Il y a 45 ans, l’ancien ambassadeur et ministre des affaires étrangères des Nations unies, Abba Eban, sous la direction du Premier ministre de l’époque, Menachem Begin, écrivait qu’Israël « inflige gratuitement toutes les mesures possibles de mort et d’angoisse aux populations civiles, dans un état d’esprit qui rappelle des régimes que ni M. Begin ni moi-même n’oserions citer nommément ».
En août 2024, sur la base des données historiques, empiriques et cliniques disponibles, nous avons estimé qu’environ 300 000 Palestiniens avaient été tués. (Voir le numéro d’août/septembre 2024 du Capitol Hill Citizen). Aujourd’hui, ce chiffre est supérieur à 400 000. Pourtant, les médias continuent d’utiliser le chiffre du Hamas et ignorent les vies brisées dans les champs de bataille de Gaza.
Avec 400 000 morts et plus, les Palestiniens tués à Gaza sont bien plus nombreux que le total combiné des morts d’Hiroshima, de Nagasaki et de Dresde pendant la Seconde Guerre mondiale. Cette semaine, M. Netanyahou a largué des tracts en arabe signalant une prochaine exclusion violente des Palestiniens de Gaza, piégés et sans abri, de leur patrie. Une estimation plus précise des pertes civiles est importante sur le plan moral et pour l’intensité de la résistance politique, diplomatique et civique lorsque le monde apprendra le véritable bilan des morts et des blessés dans cette minuscule enclave de la taille géographique de Philadelphie.
Pour rappeler au monde les violations quotidiennes par Israël du droit international établi infligées aux habitants de Gaza (ainsi qu’en Cisjordanie et au Liban), Bruce Fein, praticien du droit international, a dressé cette liste concise :
LES DIX VIOLATIONS PAR ISRAEL DU DROIT INTERNATIONAL HUMANITAIRE A GAZA
- Chef d’accusation de génocide I. Tuer des Palestiniens à Gaza.

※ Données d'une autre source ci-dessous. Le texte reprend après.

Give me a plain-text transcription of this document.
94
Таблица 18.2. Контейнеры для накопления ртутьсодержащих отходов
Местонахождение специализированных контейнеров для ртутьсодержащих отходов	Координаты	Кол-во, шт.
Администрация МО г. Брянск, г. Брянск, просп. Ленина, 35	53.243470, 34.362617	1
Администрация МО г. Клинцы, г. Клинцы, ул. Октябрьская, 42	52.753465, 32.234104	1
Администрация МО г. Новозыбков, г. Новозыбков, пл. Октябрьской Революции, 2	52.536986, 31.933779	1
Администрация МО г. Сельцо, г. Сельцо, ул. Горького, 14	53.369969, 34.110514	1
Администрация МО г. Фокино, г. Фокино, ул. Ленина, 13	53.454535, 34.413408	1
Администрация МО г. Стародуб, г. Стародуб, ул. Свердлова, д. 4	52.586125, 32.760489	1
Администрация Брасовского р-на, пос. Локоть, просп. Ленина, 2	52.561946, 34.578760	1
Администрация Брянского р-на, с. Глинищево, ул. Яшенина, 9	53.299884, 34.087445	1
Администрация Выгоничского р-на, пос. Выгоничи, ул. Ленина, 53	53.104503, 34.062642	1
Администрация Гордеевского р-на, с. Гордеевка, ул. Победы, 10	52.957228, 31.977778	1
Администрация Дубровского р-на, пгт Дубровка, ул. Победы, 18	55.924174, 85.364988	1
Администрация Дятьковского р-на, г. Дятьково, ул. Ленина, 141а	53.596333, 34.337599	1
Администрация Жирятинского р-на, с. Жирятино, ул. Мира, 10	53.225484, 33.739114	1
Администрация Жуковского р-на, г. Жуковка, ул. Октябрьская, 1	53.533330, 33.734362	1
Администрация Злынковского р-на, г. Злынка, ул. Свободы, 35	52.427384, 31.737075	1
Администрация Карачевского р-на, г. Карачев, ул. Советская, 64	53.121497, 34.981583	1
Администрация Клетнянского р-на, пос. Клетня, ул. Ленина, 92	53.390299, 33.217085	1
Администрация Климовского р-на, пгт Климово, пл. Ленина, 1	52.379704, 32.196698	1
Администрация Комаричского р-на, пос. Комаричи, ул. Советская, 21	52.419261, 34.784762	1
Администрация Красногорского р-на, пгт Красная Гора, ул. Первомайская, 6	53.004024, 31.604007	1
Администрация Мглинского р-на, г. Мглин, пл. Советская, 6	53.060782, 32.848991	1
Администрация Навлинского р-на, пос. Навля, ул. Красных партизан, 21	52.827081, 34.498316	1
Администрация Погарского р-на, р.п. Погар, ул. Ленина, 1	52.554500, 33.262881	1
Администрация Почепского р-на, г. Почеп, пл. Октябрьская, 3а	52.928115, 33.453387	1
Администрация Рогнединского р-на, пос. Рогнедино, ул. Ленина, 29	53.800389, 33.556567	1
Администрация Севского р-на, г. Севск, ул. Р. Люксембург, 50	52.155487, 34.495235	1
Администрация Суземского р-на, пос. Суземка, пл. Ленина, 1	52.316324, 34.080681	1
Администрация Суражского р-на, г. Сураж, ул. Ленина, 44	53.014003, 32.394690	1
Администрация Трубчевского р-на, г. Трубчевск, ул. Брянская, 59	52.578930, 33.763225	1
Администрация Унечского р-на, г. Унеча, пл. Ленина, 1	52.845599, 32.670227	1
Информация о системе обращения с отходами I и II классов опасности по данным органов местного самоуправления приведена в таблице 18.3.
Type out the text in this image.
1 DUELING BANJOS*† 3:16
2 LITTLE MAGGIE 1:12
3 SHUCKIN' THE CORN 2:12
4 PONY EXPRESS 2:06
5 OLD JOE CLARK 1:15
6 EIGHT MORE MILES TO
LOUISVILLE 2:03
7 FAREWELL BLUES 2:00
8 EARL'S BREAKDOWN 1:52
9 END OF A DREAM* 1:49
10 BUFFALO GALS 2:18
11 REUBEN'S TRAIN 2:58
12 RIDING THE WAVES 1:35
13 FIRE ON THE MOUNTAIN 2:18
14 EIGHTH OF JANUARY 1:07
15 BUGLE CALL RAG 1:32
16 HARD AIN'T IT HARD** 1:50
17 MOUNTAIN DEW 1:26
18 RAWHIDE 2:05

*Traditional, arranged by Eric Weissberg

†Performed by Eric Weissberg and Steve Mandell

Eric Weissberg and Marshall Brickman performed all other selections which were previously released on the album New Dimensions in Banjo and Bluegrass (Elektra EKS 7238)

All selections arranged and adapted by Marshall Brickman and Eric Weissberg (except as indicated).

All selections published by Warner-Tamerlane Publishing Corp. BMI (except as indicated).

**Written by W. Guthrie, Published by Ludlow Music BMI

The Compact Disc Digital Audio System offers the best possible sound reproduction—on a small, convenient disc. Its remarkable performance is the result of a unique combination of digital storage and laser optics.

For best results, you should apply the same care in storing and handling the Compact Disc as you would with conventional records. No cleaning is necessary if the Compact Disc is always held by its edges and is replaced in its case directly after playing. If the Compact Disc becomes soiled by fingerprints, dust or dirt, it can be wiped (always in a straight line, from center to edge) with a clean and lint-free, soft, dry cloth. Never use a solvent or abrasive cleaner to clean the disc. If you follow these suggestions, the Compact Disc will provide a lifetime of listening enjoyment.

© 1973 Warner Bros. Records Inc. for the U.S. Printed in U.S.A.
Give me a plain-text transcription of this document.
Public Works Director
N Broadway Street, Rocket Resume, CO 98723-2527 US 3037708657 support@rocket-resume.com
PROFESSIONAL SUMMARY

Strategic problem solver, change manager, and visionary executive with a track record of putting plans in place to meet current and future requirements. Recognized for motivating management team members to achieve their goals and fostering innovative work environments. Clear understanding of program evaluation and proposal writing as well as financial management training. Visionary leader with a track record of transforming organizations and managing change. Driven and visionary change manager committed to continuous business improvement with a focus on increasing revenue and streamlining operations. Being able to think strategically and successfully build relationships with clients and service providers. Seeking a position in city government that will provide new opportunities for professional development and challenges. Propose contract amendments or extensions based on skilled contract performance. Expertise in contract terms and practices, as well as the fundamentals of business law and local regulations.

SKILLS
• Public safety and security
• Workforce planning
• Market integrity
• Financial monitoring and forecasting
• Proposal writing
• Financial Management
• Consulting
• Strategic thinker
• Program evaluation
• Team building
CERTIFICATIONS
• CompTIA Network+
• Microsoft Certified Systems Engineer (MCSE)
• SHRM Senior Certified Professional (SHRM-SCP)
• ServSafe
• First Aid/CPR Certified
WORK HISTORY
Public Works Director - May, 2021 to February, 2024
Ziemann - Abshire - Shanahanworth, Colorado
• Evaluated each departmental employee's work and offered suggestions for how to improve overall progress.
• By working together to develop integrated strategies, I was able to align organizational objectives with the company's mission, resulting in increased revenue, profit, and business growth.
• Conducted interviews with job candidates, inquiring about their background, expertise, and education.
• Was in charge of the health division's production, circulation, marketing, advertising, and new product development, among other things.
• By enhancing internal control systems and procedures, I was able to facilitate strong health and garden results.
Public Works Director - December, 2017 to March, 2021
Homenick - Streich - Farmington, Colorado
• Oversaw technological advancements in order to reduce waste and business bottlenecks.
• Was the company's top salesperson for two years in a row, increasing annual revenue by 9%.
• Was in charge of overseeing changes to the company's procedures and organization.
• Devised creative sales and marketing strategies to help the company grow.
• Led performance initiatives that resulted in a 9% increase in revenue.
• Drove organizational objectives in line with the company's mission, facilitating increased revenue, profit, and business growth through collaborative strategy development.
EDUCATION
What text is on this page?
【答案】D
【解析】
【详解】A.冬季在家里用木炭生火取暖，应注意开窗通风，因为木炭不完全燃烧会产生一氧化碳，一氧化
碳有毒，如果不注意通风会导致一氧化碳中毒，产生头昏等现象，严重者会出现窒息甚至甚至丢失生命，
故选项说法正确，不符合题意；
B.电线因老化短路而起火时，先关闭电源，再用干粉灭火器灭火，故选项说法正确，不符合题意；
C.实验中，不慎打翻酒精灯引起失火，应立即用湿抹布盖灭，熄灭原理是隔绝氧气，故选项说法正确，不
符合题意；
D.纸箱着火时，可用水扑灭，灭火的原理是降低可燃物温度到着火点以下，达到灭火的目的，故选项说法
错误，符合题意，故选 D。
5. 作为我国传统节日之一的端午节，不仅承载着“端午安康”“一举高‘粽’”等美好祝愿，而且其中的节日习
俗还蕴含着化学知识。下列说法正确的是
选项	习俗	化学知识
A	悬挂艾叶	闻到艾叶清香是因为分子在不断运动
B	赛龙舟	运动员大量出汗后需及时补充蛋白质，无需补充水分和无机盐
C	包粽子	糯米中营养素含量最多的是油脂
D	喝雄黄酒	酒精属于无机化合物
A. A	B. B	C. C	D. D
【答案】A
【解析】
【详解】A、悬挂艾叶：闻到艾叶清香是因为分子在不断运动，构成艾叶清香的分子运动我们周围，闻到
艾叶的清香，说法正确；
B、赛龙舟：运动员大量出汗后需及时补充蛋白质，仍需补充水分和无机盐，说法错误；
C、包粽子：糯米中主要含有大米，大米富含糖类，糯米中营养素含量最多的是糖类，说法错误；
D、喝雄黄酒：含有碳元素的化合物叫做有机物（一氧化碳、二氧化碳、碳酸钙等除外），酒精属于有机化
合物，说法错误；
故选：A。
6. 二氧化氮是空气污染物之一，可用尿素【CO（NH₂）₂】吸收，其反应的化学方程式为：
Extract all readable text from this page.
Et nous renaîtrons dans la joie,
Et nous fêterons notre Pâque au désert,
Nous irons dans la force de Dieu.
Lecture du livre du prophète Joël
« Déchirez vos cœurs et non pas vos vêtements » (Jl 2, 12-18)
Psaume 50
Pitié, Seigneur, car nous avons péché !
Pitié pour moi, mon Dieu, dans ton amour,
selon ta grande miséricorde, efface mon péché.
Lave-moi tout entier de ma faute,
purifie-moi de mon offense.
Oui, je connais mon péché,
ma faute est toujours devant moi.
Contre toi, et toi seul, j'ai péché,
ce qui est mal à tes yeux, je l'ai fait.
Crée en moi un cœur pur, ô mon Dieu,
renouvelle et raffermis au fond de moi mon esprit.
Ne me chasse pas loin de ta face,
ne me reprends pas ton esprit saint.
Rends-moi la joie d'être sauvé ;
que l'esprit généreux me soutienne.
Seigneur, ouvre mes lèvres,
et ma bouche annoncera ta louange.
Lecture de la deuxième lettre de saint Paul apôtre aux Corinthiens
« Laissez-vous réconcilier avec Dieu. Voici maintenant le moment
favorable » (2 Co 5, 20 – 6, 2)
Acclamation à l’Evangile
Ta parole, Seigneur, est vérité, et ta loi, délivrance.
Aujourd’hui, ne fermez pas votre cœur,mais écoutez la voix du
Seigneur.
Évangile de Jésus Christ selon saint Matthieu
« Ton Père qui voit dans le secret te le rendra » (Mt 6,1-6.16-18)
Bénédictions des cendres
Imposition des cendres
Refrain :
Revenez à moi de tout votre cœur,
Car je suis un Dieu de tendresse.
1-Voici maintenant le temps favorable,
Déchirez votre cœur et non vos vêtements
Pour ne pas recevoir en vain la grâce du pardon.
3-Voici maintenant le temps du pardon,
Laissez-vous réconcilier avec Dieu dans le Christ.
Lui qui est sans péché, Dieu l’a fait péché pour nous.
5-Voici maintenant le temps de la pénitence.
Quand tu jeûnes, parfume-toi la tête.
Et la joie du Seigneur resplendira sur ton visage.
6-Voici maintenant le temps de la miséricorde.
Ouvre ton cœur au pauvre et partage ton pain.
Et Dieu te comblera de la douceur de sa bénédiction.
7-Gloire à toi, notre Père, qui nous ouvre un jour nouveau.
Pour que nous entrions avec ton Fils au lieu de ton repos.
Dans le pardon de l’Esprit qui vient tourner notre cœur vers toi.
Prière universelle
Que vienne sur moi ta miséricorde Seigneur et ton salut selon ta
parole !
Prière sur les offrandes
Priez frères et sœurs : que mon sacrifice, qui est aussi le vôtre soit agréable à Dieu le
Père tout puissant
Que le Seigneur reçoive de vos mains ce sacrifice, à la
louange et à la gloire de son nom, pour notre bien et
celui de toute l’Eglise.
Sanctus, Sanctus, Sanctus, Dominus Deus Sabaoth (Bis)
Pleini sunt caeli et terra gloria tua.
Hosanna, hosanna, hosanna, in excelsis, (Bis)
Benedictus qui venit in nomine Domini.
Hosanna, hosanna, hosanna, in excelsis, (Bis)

- Chef d’accusation de génocide II. Infliger délibérément aux Palestiniens de Gaza des conditions de vie calculées pour entraîner leur destruction physique totale ou partielle.
- Chef d’accusation de génocide III. Destruction d’hôpitaux et d’équipements de soins maternels destinés à empêcher les femmes palestiniennes de Gaza d’accoucher.
- Crimes contre l’humanité. Extermination et persécution de 2,3 millions de Palestiniens à Gaza dans le cadre d’une attaque systématique dirigée contre les civils palestiniens.
- Ciblage délibéré de civils et de biens civils à des fins de destruction.
- Ne pas assurer la sécurité et le bien-être des habitants occupés par les forces de défense israéliennes à Gaza.
- Entrave à l’acheminement de l’aide humanitaire.
- Déplacement forcé de la population civile.
- Utilisation de la force militaire causant des pertes civiles largement disproportionnées par rapport à l’importance de tout objectif militaire légitime.
- Guerre d’agression contre les Palestiniens de Gaza.